Andre Bogus FollowAndre "llogiq" Bogus is a Rust contributor and Clippy maintainer. A musician-turned-programmer, he has worked in many fields, from voice acting and teaching, to programming and managing software projects. He enjoys learning new things and telling others about them.
Rust compression libraries
8 min read2376
Editor’s note: This post was updated on Jan. 8, 2021 to correct errors in the original benchmark.
Data compression is an important component in many applications. Fortunately, the Rust community has a number of crates to deal with this.
Unlike my review of Rust serialization libraries, it doesn’t make sense to compare performance between different formats. For some formats, all we have are thin wrappers around C libraries. Here’s hoping most will be ported to Rust soon.
There are two variants of compression utilities: stream compressors and archivers. A stream compressor takes a stream of bytes and emits a shorter stream of compressed bytes. An archiver enables you to serialize multiple files and directories. Some formats (such as the venerable .zip) can both collect and compress files.
For the web, there are only two stream formats that have achieved widespread implementation: gzip/deflate and Brotli. I list gzip and deflate under the same title because they implement the same underlying algorithm, and gzip adds more checks and header information. Some clients also allow for bzip2 compression, but this isn’t as widespread anymore since gzip can be made to get similar compression ratio with Zopfli (trading compression time), and you could use Brotli to go even smaller.
What are the best compression libraries for Rust?
Like any problem, there are myriad solutions that have different trade-offs in terms of runtime for compression and decompression, CPU and memory use vs. compression ratio, the capability to stream data, and safety measures such as checksums. We’ll focus only on lossless compression — no image, audio or video-related lossy compression formats.
For a somewhat realistic benchmark, I’ll use the following files to compress and decompress, ranging from very compressible to very hard to compress:
A 100MB file of zeroes created with cat /dev/zero | head -c $[1024 * 1024 * 100] > zeros.bin
The concatenated markdown of my personal blog, small and text-heavy (creaated with cat llogiq.github.io/_posts/*.md > blogs.txt)
An image of my cat
The x86_64 rustc binary of the current stable toolchain (1.47.0)
A TV recording of the movie “Hackers,” which I happen to have lying around
A 100MB file of pseudorandom numbers created with cat /dev/urandom | head -c $[1024 * 1024 * 100] > randoms.bin
All compression and decompression will be from and into memory.

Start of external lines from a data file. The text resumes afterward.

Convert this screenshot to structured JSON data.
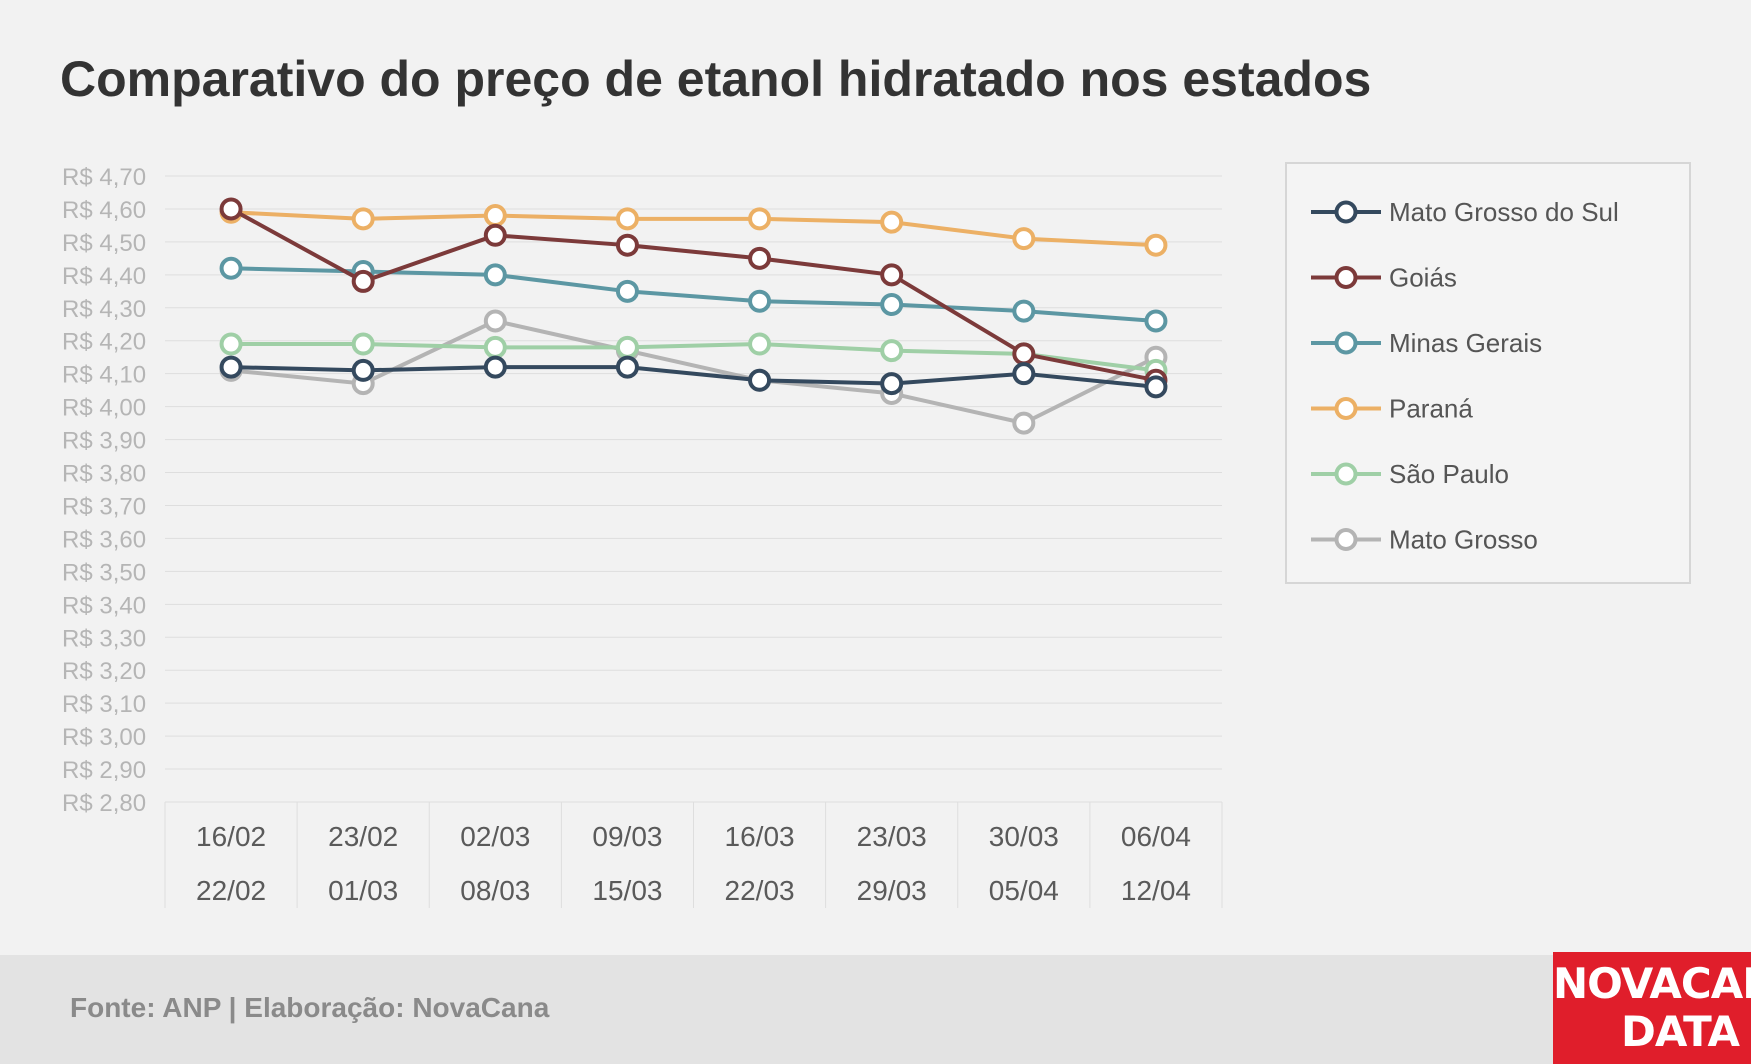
{
  "chart_title": "Comparativo do preço de etanol hidratado nos estados",
  "footer": {
    "source": "Fonte: ANP | Elaboração: NovaCana"
  },
  "logo": {
    "line1": "NOVACANA",
    "line2": "DATA",
    "color": "#e01e2b"
  },
  "chart_data": {
    "type": "line",
    "title": "Comparativo do preço de etanol hidratado nos estados",
    "xlabel": "",
    "ylabel": "",
    "ylim": [
      2.8,
      4.7
    ],
    "y_tick_labels": [
      "R$ 4,70",
      "R$ 4,60",
      "R$ 4,50",
      "R$ 4,40",
      "R$ 4,30",
      "R$ 4,20",
      "R$ 4,10",
      "R$ 4,00",
      "R$ 3,90",
      "R$ 3,80",
      "R$ 3,70",
      "R$ 3,60",
      "R$ 3,50",
      "R$ 3,40",
      "R$ 3,30",
      "R$ 3,20",
      "R$ 3,10",
      "R$ 3,00",
      "R$ 2,90",
      "R$ 2,80"
    ],
    "y_ticks": [
      4.7,
      4.6,
      4.5,
      4.4,
      4.3,
      4.2,
      4.1,
      4.0,
      3.9,
      3.8,
      3.7,
      3.6,
      3.5,
      3.4,
      3.3,
      3.2,
      3.1,
      3.0,
      2.9,
      2.8
    ],
    "categories": [
      {
        "start": "16/02",
        "end": "22/02"
      },
      {
        "start": "23/02",
        "end": "01/03"
      },
      {
        "start": "02/03",
        "end": "08/03"
      },
      {
        "start": "09/03",
        "end": "15/03"
      },
      {
        "start": "16/03",
        "end": "22/03"
      },
      {
        "start": "23/03",
        "end": "29/03"
      },
      {
        "start": "30/03",
        "end": "05/04"
      },
      {
        "start": "06/04",
        "end": "12/04"
      }
    ],
    "grid": true,
    "legend_position": "right",
    "series": [
      {
        "name": "Mato Grosso",
        "color": "#b4b4b4",
        "values": [
          4.11,
          4.07,
          4.26,
          4.17,
          4.08,
          4.04,
          3.95,
          4.15
        ]
      },
      {
        "name": "São Paulo",
        "color": "#9fcfa6",
        "values": [
          4.19,
          4.19,
          4.18,
          4.18,
          4.19,
          4.17,
          4.16,
          4.11
        ]
      },
      {
        "name": "Paraná",
        "color": "#ecb065",
        "values": [
          4.59,
          4.57,
          4.58,
          4.57,
          4.57,
          4.56,
          4.51,
          4.49
        ]
      },
      {
        "name": "Minas Gerais",
        "color": "#5c97a3",
        "values": [
          4.42,
          4.41,
          4.4,
          4.35,
          4.32,
          4.31,
          4.29,
          4.26
        ]
      },
      {
        "name": "Goiás",
        "color": "#7c3a3a",
        "values": [
          4.6,
          4.38,
          4.52,
          4.49,
          4.45,
          4.4,
          4.16,
          4.08
        ]
      },
      {
        "name": "Mato Grosso do Sul",
        "color": "#34495e",
        "values": [
          4.12,
          4.11,
          4.12,
          4.12,
          4.08,
          4.07,
          4.1,
          4.06
        ]
      }
    ],
    "legend_order": [
      "Mato Grosso do Sul",
      "Goiás",
      "Minas Gerais",
      "Paraná",
      "São Paulo",
      "Mato Grosso"
    ]
  }
}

My machine has a Ryzen 3550H four-core CPU running Linux 5.8.18_1.
Note: Some of the compressors failed the roundtrip test, which means the compressed and then uncompressed data failed to match the original. This may mean my implementation of the benchmark is faulty, or it may be a fault in the library. I will conduct further tests. For now, I have marked the respective libraries with anasterisk (*).

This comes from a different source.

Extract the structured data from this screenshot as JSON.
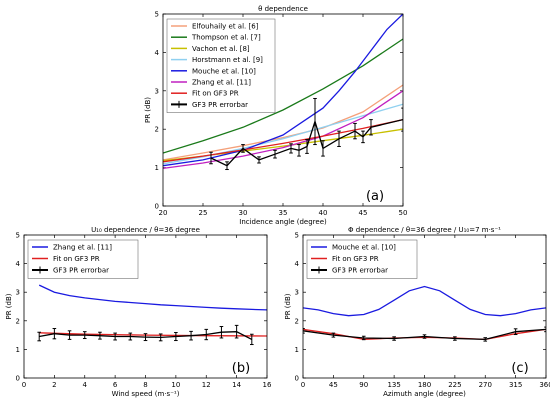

Stream compression libraries for Rust
In the stream compressor department, the benchmark covers the following crates:
DEFLATE/zlib
DEFLATE is an older algorithm that uses a dictionary and Huffman encoding. It has three variants: plain (without any headers), gzip (with some headers, popularized by the UNIX compression utility of the same name), and zlib (which is often used in other file formats and also by browsers). We will benchmark the plain variant.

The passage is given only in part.